Real oversight will be a start.  The oversight that we managed to get into the PATRIOT Act reauthorization led to this report and this hearing.  We look forward to the Inspector General’s follow up report, due at the end of this year.  We have already heard that the FBI, in 2006 -- after the period considered in the Inspector General’s report -- attempted to cover for its improper “exigent letters” with “blanket” NSLs, each covering multiple prior requests and multiple investigations.  This is another violation of the law and only compounded the problem.  I am eager to learn more about that new violation once the Inspector General has had a chance to examine it.  We will press the FBI for more information, and we will consider what future audits and reviews need to be legislated.

We will need to explore whether the law should require higher level review and approval, perhaps from FBI headquarters or from Department of Justice attorneys, before NSLs can be sent out.  We should come up with an appropriate and regulated procedure for obtaining information in an emergency, and make clear that false and inaccurate “exigent letters” are not acceptable.  We should look at how to ensure that records are kept in a way that NSLs can be connected to investigations and the records they generate can be traced.  Those whose records are collected improperly should be able to rest assured that the problem will be corrected and the records destroyed.  Finally, we should think about whether we need to reexamine the PATRIOT Act’s expansion of the types of information that can be obtained through NSLs and the circumstances where they can be used.  I look forward to the insights of Senator Feingold, who has been a leader on this issue.

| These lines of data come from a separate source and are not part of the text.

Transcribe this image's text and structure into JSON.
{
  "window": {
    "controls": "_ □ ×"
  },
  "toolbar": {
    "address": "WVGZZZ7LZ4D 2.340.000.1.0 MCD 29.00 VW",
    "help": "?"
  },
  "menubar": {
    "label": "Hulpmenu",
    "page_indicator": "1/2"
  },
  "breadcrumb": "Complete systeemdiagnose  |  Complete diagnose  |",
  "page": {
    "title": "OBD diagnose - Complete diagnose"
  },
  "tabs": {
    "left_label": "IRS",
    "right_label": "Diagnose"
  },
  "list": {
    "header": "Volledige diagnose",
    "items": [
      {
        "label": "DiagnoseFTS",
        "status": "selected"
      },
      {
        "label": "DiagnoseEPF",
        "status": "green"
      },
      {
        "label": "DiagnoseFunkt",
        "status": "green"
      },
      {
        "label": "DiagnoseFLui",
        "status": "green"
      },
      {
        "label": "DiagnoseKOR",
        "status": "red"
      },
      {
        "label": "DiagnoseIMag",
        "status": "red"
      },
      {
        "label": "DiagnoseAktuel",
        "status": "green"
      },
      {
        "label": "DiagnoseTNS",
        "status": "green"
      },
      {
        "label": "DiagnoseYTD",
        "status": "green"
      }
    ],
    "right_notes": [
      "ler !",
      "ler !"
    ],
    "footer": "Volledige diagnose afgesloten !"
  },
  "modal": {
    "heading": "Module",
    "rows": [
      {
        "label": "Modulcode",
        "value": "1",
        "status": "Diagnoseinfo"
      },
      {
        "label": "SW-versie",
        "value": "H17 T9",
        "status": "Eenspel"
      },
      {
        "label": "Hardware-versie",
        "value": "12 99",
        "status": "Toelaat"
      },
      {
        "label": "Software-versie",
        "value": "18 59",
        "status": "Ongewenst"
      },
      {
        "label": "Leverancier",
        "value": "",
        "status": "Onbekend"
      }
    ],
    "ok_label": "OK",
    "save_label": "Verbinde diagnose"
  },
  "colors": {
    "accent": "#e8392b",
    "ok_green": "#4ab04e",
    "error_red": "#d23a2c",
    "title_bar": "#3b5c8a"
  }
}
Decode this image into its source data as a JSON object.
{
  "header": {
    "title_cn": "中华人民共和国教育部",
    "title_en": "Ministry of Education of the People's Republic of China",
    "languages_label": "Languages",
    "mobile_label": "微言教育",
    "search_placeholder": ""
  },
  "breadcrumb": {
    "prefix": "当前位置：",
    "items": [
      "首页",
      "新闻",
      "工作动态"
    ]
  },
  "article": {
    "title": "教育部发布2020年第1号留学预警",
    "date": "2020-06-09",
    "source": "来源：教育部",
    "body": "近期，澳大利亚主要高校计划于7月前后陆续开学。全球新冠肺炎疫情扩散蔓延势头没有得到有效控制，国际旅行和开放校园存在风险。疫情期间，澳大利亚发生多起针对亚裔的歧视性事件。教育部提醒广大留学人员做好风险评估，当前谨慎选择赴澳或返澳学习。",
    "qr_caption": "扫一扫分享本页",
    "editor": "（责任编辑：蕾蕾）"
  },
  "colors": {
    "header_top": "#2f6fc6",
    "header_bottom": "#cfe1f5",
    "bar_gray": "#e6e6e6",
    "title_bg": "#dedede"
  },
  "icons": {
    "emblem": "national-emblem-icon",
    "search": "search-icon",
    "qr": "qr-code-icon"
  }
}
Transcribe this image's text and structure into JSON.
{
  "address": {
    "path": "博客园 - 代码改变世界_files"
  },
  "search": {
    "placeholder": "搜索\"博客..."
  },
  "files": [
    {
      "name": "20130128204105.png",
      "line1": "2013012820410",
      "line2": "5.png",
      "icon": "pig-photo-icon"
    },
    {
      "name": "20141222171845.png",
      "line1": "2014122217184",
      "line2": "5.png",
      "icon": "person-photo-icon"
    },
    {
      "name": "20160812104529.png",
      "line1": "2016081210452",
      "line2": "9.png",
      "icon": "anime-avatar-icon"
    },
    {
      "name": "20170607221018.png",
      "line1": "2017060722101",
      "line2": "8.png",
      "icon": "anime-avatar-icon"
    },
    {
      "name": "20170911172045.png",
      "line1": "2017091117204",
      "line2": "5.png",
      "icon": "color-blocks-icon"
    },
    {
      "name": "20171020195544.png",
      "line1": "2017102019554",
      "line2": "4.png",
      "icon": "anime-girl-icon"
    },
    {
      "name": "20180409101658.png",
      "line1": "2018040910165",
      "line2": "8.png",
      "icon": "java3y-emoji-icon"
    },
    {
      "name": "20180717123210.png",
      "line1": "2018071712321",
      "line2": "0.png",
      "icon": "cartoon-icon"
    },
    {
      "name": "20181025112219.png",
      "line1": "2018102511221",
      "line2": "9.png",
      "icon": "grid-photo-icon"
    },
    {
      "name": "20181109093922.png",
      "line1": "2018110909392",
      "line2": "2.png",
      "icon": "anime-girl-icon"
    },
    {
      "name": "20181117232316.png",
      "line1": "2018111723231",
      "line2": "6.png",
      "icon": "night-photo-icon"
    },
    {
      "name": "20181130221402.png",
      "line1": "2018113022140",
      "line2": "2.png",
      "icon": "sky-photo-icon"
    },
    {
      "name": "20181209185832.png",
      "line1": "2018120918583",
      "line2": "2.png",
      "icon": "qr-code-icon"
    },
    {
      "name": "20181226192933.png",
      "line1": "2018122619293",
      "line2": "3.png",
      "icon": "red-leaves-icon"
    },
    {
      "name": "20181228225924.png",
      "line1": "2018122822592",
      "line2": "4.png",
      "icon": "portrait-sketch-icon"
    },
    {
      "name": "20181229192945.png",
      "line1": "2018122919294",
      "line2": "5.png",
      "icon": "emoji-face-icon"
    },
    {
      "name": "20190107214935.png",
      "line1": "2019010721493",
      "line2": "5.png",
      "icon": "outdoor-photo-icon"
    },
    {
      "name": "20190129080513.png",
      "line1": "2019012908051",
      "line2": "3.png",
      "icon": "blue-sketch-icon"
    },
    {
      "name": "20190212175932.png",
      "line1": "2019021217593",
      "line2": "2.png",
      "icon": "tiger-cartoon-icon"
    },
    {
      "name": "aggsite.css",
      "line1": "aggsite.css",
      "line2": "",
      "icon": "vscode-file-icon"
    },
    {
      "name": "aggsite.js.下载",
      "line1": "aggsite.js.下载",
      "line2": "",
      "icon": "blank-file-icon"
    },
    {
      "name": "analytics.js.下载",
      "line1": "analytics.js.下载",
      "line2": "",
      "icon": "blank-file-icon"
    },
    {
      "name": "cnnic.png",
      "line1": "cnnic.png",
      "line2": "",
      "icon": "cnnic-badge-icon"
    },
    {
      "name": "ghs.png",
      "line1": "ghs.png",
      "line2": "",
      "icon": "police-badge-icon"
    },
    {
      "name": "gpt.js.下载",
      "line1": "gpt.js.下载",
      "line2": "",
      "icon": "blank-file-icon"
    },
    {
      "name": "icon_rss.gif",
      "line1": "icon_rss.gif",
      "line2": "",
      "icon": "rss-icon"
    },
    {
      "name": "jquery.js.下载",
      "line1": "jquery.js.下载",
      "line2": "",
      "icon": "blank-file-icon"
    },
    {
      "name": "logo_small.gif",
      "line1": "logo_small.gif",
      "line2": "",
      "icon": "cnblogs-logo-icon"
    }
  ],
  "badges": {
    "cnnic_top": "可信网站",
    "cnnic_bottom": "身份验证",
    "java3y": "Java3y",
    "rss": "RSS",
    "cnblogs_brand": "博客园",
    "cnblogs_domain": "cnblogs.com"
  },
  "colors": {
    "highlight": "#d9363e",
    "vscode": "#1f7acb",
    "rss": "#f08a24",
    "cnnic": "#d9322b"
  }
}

I worked hard with Senators Specter, Feingold, Durbin and others to amend and reauthorize the PATRIOT Act in 2005.  This Committee reported a bipartisan bill that the Senate passed.  Regrettably the conference with the House was hijacked by the Administration. 

I did not vote for the final version of the Act that came out of that conference.  I did not trust this Administration to implement it fairly or honor its safeguards.  I noted at the time, this is an Administration “that does not believe in checks and balances and prefers to do everything in secret.”  I had seen enough of the presidential signing statements and practices of this Administration to be concerned.  In voting against the PATRIOT Act reauthorization, I explained: “Confronted with this Administration’s claims of inherent and unchecked powers, I do not believe that the restraints we have been able to include in this reauthorization of the PATRIOT Act are sufficient.” 

This report of abuses on the National Security Letter authority, along with the abuses we have seen in the mass firings of U.S. attorneys, and the Justice Department’s failure to provide the data-mining report that is now past due, reinforce those concerns. 

We must combat terrorism without sacrificing individual liberties and privacy.